The main goal of this course is to provide the students the alternative viewpoint of the Bayesian approach vis-à-vis the classical econometric approach based on the frequentist perspective. The course will present the basic principles of Bayesian inference, Bayesian Analysis of the linear regression model and extensions of the regression model, and the numerical methods used for Bayesian implementation. Modern Bayesian econometrics relies heavily on numerical simulation methods and computational algorithms. With the advancement of computing power and the advent of new simulation methods, simulation based Bayesian methods have become increasingly popular in practice with a large and growing number of applications. A significant part of the course will be devoted to explaining and demonstrating how numerical Bayesian methods, particularly, Markov Chain Monte Carlo (MCMC) methods, such as the Gibbs sampling and the Metropolis-Hastings algorithm, can be applied to estimate various interesting models in economics and finance. Students will develop practical experience with posterior simulation through hands on computer exercises involving computer programming. Prerequisites: 440.601 Microeconomic Theory, 440.606 Econometrics.

[formerly 440.647] This course introduces students to the methods most commonly used in empirical finance. Key models and methods are ARCH, GMM, Regime-Switching Models, test of CAPM (Capital Asset Pricing Model), term structure models, and volatility models (implied, stochastic volatility). Students will also learn aspects of time series econometrics for both stationary and non-stationary variables at different time frequencies, with emphasis on financial variables. Prerequisites: 440.601 Microeconomic Theory and Policy; 440.606 Econometrics; 440.614 Macroeconometrics is recommended..

[formerly 440.648] This course covers a number of advanced techniques frequently encountered in applied microeconometric analysis. Topics include generalized method of moments estimation, nonlinear regression, estimation with panel data, systems of regression equations and simultaneous equation models, maximum likelihood estimation and likelihood ratio tests, and limited dependent variable analysis (i.e. Logit, Probit, Tobit, etc.). Prerequisites: 440.601 Microeconomic Theory and Policy; 440.606 Econometrics.

[formerly 440.632] The objective of this course is to develop and apply an analytical framework for evaluating projects with an emphasis on publicly funded projects. Coverage includes the evaluation of benefits and costs over time, including in the presence of uncertainty, in the absence of market prices, and when income distribution objectives need to be incorporated into a project's evaluation. Prerequisite: 440.601 Microeconomic Theory and Policy. Corequisite: 440.606 Econometrics.

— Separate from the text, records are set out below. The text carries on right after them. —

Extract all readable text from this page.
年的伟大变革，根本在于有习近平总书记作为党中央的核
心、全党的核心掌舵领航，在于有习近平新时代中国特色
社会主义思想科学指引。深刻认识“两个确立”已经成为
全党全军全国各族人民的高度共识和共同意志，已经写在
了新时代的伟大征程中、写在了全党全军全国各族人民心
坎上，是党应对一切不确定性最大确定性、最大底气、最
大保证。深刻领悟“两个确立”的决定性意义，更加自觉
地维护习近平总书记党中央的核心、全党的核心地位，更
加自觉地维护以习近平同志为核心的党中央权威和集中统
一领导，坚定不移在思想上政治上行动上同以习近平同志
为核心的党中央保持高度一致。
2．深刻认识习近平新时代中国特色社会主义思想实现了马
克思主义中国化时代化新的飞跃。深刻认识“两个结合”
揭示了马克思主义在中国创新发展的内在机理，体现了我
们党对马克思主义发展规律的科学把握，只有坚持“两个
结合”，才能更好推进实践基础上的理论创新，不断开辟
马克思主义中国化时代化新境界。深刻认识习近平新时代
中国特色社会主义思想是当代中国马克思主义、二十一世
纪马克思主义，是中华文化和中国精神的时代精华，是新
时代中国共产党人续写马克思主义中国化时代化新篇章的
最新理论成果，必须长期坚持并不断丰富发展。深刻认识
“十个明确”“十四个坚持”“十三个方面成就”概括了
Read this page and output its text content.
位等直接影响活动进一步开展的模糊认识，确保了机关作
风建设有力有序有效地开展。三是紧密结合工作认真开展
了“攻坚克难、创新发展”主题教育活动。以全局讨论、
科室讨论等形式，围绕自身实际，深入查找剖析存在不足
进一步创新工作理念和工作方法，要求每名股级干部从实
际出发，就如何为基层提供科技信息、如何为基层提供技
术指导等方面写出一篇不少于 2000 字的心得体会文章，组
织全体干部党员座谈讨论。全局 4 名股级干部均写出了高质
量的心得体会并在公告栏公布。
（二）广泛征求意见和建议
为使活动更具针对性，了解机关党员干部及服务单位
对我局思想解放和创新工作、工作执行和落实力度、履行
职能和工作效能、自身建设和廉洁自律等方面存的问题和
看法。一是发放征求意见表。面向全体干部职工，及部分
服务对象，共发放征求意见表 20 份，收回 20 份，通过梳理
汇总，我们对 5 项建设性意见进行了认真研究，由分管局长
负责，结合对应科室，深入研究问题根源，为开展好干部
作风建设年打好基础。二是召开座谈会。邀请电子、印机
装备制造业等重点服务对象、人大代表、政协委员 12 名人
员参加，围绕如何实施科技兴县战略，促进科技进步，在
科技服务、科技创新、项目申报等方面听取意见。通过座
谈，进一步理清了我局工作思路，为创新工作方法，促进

This course will provide an understanding of how to independently develop, modify, run and interpret Computable General Equilibrium (CGE) models. CGE models are widely used in the analysis of International Trade, Taxation, Environmental Policy, and other subjects. The specific objectives of this course are as follows: Students will (1) gain an understanding of the underlying economic theory behind CGE modeling; (2) learn how to gather data sources from publicly available information to build CGE models; (3) gain an understanding of the software General Algebraic Modeling Software (GAMS) to run the models; (4) learn how use and modify existing CGE programs for research purposes; (5) be able to write simple CGE programs in GAMS; (6) be able to analyze public policy with CGE models; (7) how to interpret results from CGE models; (8) understand possible extensions of CGE models for potential future research purposes. Analytical skills developed through this class will assist you in building your careers as researchers, public managers, and policy analysts. Prerequisites: 440.601 Microeconomic Theory, 440.602 Macroeconomics Theory. Corequisite: 440.606 Econometrics.

This course focuses on the use of machine learning methods for in-sample and out-of-sample prediction. The topics include regression, classification, random trees (forests, boosting, and pruning), regularization, Bayesian estimation, neural networks, support vector machines, model selection and ensemble learning. Prerequisite 440.606 Econometrics.

This course introduces students to the theory and practice of conducting surveys. Survey methods combines both social science—economics, sociology, and psychology—and quantitative methods—mathematics, statistics, and computer science—to develop a theory of how surveys can best be used to measure important aspects of the human condition. Key topics include sample design, weighting, data collection modes, administrative operations, questionnaire design, nonresponse, and estimation in surveys. Prerequisites: 440.601 Microeconomic Theory, 440.605 Statistics. Corequisite: 440.606 Econometrics.